Fowler's 'Refactoring' describes circumstances when it's good to remove intermediate variables, which results in:

output( format_( process( parse( read() ) ) ) )

This is certainly less wordy, and expresses what's happening very directly, but it annoys some of my colleagues that the called functions are listed in reverse order from what one might intuitively expect.

I've had this idea in my head to create a decorator for generators which allows one to chain them in an intuitive order, possibly using some unconventional notation such as:

read() | parse | process | format_ | output

where 'parse', et al, are now decorated with '@chainable' or somesuch, which returns an instance of a class that stores the wrapped generator, and overrides __or__ to do its magic. Maybe 'read' doesn't need to be invoked manually there at the start of the chain. I haven't really thought this through.

Luckily, before embarking on that, I realised today I've been over-complicating the whole thing. There's no need for decorators, nor for the cute '|' syntax. I just need a plain old function:

def link(source, *transforms):
    args = source
    for transform in transforms:
        args = transform(args)
    return args

Update: This code has been improved thanks to suggestions in the comments from Daniel Pope (eliminate the 'first' variable) and Xtian (take an iterable rather than a callable for the source.)

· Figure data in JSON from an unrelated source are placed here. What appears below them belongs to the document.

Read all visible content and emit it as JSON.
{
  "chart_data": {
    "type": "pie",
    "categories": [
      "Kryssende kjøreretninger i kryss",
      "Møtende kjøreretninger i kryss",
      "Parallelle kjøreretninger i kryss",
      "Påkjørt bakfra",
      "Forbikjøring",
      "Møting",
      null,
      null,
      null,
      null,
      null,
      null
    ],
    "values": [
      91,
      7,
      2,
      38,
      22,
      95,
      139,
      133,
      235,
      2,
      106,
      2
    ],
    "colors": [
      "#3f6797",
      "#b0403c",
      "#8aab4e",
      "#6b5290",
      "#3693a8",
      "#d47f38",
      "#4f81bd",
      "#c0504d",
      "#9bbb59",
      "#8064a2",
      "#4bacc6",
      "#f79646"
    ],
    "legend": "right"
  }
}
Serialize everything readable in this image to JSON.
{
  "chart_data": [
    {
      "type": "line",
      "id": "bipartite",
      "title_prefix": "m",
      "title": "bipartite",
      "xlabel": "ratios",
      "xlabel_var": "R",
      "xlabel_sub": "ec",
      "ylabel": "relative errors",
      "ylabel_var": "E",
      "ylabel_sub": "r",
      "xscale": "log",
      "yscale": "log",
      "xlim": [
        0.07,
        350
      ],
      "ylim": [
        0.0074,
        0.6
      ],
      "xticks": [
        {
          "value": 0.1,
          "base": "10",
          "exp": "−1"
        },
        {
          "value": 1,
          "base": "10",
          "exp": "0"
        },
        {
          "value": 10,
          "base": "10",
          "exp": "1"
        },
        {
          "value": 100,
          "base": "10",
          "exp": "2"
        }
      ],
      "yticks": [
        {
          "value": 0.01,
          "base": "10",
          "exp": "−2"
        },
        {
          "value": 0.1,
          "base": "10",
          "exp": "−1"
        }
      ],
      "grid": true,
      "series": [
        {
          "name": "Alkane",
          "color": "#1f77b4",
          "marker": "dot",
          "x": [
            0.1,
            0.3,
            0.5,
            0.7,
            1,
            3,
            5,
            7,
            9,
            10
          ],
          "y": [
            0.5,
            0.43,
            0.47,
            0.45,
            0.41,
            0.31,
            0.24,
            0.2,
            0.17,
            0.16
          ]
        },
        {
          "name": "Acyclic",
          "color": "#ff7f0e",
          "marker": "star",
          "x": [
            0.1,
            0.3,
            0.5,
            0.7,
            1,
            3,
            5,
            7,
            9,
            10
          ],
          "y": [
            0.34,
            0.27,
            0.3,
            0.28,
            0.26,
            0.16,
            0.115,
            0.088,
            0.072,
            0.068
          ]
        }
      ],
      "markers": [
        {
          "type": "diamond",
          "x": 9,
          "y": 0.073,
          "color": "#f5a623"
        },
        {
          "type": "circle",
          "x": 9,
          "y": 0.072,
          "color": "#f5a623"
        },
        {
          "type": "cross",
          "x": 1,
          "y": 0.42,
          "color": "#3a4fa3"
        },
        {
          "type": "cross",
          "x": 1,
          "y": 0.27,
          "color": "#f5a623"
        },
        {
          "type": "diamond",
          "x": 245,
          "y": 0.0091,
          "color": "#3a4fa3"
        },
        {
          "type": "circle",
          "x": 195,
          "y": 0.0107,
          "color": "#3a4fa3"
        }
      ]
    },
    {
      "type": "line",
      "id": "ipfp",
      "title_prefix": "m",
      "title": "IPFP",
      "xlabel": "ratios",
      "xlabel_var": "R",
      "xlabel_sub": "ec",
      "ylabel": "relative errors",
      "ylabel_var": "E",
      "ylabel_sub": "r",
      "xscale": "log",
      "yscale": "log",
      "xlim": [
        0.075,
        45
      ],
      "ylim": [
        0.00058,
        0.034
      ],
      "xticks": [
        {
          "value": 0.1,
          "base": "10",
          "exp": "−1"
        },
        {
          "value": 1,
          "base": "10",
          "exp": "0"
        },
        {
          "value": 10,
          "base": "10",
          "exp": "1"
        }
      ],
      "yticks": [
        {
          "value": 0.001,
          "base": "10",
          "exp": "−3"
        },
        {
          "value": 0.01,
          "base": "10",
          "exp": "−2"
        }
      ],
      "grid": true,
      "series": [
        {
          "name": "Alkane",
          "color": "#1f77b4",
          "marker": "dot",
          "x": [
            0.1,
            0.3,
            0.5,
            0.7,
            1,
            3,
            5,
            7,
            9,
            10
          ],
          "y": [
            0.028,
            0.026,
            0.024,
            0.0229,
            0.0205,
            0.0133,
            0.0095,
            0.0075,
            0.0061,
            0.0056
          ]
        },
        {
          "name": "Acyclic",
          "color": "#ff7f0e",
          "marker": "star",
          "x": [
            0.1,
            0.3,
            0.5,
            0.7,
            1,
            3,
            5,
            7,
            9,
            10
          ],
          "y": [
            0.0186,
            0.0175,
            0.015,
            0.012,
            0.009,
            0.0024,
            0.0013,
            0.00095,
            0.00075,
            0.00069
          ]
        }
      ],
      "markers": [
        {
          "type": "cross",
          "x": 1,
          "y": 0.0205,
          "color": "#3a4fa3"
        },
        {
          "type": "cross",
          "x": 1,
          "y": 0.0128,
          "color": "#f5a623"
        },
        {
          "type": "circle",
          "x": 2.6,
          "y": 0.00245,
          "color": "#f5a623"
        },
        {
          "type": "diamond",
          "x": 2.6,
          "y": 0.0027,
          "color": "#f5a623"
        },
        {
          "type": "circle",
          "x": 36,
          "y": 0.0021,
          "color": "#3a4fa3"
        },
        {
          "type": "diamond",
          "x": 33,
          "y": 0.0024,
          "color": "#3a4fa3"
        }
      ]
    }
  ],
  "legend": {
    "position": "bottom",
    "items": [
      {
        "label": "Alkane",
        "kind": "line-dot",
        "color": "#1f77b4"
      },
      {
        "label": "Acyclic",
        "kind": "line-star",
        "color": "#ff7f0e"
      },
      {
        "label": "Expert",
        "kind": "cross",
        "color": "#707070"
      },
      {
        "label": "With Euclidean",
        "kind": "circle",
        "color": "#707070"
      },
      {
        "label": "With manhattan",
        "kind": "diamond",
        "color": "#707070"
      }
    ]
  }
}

This assumes the first item passed to link is an iterable, and each subsequent item is a generator that takes the result of the item before.

If the final item in the sequence passed to 'link' is a generator, then this returns a generator which is the composite of all the ones passed in:

for item in link(read(), parse, process, format_):
    print item

Or if the final item passed to 'link' is a regular function, which consumes the preceding generators, then calling 'link' will invoke the generators, i.e. the following is the same as the above 'for' loop:

link(read(), parse, process, format_, output)

There's some rough edges, such as determining what to do if different generators require other args. Presumably 'partial' could help here. But in general, 'link' only needs to be written once, and I'm liking it.